During old-fashioned winters like this, he says, Quebec emergency wards are “the closet thing North America has to a war zone.” They’re crowded with patients who’ve broken bones and many will die, especially older people.
But few of us worry about falling. We’re too busy worrying about that new mole on our arm we think might be cancer, or the headache that might mean we have a brain tumor — though it’s very rare a headache means a tumor. All it means is, take a Tylenol.
As Woody Allen recently said in a story on hypochondria, he once went to an emergency ward worried about a strange mark on his neck, but the doctor told him: “Relax — your hickey is benign.”
If you look at U.S. accidental death rates, falling is near the top of the list — just slightly behind car accidents. People get killed falling down stairs and off ladders, off ledges, balconies, swings, mountain trails, ski jumps — and especially falling in the shower.
In a recent New York Times piece, well-known scientist Jared Diamond said falling in the shower is one of the biggest dangers we face — because we shower almost every day of our lives, so the small daily risk gradually adds up to be a real threat.
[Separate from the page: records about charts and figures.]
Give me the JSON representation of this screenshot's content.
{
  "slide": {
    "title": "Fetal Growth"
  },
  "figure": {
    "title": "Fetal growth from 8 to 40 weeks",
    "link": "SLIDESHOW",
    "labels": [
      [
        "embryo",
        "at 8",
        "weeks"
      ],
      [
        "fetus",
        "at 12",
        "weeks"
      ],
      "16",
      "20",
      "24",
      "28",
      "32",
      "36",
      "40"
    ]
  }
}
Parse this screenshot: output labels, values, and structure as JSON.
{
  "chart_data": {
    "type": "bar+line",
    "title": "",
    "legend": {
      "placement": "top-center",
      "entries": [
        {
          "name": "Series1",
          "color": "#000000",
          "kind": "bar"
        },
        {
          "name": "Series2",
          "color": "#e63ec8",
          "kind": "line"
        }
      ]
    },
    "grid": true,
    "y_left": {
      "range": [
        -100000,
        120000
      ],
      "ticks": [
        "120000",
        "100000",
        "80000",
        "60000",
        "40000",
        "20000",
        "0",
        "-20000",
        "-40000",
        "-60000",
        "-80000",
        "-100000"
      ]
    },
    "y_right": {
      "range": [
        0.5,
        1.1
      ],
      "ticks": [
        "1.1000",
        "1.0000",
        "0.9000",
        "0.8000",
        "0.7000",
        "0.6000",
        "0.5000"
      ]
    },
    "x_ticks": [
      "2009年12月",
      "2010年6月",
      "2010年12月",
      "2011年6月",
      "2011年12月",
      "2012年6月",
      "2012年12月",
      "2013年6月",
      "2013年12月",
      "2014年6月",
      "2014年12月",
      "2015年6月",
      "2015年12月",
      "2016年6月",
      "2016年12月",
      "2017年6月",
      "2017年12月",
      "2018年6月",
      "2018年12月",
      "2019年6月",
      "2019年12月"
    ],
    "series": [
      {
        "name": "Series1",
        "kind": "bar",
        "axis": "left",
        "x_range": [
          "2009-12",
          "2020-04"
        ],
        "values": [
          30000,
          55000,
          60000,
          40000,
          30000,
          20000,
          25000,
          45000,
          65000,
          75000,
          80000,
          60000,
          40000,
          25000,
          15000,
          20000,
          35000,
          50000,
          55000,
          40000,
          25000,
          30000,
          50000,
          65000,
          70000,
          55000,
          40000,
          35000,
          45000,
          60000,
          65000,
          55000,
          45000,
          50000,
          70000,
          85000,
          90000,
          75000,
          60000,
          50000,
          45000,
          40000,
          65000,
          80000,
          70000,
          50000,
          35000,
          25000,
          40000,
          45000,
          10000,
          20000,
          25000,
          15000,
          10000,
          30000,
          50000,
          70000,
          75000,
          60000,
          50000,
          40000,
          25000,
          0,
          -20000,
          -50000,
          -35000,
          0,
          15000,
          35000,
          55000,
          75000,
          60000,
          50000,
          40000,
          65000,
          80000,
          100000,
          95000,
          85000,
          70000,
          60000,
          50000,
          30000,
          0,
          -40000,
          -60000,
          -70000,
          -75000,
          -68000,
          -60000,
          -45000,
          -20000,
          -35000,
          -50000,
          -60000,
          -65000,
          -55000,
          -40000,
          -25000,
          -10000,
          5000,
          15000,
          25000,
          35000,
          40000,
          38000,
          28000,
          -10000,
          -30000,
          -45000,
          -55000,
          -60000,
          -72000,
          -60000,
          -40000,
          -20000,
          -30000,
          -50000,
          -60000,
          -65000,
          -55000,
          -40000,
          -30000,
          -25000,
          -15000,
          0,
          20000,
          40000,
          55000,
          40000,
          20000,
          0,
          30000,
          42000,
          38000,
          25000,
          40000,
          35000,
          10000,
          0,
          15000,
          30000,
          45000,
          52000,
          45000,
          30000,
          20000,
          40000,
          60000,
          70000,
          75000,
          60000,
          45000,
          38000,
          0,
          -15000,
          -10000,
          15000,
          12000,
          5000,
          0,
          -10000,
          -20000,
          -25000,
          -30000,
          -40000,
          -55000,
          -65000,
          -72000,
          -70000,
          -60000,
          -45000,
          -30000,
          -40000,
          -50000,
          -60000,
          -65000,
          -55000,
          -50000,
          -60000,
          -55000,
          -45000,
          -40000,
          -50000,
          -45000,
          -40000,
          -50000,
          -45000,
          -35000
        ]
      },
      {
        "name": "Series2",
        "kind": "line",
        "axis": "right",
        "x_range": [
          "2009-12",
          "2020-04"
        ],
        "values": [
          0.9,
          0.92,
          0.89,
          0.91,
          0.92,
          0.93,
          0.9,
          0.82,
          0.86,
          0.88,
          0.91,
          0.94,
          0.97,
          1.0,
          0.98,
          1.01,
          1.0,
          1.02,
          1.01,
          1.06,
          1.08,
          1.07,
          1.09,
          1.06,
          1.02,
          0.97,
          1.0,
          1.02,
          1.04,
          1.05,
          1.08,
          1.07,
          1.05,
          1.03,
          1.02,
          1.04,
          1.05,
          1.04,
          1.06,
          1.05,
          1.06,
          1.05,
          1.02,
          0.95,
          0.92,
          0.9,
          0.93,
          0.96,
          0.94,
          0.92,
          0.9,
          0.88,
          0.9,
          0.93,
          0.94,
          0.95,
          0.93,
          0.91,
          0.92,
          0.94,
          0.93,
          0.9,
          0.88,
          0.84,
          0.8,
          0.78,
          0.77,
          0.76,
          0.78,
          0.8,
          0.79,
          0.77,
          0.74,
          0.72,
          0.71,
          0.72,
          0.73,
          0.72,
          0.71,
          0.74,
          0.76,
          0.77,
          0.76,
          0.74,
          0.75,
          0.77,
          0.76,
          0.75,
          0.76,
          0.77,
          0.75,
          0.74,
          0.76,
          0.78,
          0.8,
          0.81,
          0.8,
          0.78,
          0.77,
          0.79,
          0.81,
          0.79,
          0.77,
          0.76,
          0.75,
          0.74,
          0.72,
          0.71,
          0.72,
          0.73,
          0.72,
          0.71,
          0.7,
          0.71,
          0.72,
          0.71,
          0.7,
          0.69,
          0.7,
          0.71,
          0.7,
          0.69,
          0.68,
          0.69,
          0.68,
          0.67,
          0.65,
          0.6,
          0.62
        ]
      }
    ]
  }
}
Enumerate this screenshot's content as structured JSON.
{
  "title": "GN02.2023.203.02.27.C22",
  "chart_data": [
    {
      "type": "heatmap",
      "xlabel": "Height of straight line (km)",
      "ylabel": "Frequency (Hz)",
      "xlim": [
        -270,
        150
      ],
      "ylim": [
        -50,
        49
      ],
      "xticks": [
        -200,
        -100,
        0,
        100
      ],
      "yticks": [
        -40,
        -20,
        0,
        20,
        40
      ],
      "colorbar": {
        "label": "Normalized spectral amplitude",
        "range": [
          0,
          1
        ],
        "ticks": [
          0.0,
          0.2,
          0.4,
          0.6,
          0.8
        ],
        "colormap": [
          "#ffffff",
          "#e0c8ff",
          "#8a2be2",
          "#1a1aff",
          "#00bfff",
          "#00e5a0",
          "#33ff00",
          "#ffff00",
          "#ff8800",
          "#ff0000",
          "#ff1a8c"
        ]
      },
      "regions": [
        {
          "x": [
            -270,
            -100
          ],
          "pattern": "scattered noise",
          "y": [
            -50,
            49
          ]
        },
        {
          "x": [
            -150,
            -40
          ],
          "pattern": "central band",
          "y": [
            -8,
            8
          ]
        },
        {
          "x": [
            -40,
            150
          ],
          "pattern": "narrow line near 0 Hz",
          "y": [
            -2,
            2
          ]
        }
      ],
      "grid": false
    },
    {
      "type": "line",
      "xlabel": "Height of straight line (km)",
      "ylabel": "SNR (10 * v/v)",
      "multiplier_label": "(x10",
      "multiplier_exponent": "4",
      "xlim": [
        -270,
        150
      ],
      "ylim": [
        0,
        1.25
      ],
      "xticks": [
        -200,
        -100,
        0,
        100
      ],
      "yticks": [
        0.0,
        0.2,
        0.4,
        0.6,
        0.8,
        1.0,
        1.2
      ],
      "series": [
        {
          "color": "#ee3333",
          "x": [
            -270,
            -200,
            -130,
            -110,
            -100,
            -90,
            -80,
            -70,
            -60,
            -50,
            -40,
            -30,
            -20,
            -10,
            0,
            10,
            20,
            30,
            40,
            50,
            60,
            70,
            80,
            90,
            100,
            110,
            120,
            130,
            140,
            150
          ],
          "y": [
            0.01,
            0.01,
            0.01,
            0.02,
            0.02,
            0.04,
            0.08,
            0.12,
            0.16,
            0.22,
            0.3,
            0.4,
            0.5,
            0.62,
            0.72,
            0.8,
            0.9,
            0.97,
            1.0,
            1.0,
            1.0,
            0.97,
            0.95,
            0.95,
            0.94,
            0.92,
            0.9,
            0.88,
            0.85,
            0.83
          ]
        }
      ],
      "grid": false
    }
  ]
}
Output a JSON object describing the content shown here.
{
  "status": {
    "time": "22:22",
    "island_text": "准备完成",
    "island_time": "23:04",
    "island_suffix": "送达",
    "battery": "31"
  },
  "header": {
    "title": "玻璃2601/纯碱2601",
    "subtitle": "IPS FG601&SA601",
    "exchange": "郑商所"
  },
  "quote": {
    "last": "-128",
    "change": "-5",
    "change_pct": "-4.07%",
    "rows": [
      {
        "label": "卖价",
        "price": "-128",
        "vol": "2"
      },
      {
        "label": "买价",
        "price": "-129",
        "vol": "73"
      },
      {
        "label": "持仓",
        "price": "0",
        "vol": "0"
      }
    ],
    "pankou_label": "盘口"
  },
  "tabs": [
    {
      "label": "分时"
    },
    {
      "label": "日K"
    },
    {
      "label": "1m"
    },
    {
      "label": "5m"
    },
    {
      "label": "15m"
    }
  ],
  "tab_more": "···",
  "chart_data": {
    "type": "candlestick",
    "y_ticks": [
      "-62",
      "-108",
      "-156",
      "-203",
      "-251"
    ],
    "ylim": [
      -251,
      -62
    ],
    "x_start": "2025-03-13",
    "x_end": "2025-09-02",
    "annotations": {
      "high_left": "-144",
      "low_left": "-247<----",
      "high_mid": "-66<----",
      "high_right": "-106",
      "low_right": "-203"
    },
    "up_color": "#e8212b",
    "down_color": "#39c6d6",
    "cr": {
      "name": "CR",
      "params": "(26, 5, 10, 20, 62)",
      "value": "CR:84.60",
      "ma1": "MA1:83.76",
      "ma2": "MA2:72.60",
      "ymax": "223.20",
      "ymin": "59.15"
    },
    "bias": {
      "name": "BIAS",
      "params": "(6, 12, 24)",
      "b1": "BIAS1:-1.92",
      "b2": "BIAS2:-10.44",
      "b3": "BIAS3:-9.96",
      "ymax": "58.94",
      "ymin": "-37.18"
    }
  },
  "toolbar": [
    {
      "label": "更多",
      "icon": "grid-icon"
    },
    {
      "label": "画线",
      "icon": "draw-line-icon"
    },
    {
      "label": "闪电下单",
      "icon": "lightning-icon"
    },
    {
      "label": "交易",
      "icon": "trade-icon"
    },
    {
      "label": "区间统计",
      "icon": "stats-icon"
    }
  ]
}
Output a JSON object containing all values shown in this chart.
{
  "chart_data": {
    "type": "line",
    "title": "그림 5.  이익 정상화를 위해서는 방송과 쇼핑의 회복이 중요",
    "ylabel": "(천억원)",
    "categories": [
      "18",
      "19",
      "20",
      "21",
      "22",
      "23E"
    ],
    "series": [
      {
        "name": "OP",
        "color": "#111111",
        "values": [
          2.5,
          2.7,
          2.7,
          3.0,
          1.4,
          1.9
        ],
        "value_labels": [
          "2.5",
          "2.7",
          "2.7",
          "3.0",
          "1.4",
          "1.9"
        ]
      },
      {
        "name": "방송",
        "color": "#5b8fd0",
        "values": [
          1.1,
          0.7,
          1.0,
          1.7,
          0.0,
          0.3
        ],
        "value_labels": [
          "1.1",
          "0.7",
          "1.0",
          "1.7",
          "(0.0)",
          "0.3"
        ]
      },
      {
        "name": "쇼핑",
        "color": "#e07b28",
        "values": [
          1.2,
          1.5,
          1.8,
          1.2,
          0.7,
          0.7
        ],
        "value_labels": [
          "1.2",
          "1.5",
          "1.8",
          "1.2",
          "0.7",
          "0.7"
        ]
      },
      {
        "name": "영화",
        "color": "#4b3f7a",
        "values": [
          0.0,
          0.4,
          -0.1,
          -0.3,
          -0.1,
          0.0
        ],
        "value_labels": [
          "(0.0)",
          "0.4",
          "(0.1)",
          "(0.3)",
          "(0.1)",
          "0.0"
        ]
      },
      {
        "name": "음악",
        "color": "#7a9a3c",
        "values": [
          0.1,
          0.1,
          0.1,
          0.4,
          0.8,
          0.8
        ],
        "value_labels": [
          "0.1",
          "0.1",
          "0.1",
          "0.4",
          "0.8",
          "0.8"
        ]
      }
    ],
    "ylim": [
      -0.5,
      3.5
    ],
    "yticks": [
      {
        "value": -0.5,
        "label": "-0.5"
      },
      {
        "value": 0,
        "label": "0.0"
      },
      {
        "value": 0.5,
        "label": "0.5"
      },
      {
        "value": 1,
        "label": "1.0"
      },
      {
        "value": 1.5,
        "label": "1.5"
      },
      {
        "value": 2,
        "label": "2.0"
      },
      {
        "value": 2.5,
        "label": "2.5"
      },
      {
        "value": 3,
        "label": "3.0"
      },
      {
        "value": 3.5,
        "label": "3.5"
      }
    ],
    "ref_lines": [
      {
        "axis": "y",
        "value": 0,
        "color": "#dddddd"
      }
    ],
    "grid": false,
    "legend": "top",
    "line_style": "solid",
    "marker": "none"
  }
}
But we don’t usually get anxious in showers. We save our anxiety for worrying about things like Mad Cowburgers in restaurants, or gluten in our cereal.
Diamond often works in New Guinea and he says natives there never sleep under a tree . They figure, logically, that if they do it often enough, one will eventually fall down on them.
But we North Americans usually decide what’s dangerous more instinctively — through news media scare-of-the-day headlines. Dramatic rare events often make headlines and stick in our minds, like shark attacks and occasional plane crashes (but not shower tumbles).
We also worry about all kinds of unlikely-to-happen scary things — like West Nile disease, Mayan Doomsday, passing asteroids hitting Earth, or getting Bisphenol A poisoning from our 3-week-old water bottles. “Honey, don’t re-use that plastic sports bottle again, it’s dangerous! Now let’s hurry up — we have to drive to skydiving.”
It’s hard to get your risks right. Statistically, the biggest dangers to kids in North America are car accidents — or homicides by someone they know. But surveys show parents worry most about kidnappings, snipers and terrorists — because that’s what we hear about.
In fact, terrorism casualties are very tiny in North America, apart from 9/11. Yet we spend billions in security and billions of hours in airport lineups, stripping off belts and shoes and donating a million oversize toothpastes to security cops — all to protect ourselves from terrorism, one of the rarest, most unlikely ways we can get killed.
Many think that if we spent a bit of that security money to ensure every staircase was safely built, with good handrails, we’d save way more lives.
The bottom line is: Stop worrying about terrorists, turbulence, vaccinations, asteroids, cellphone rays and gluten. Just be careful in the shower, pay attention going down steps, drive safely and don’t sleep under trees — and with luck you should live a long life, if you don’t get eaten by a shark.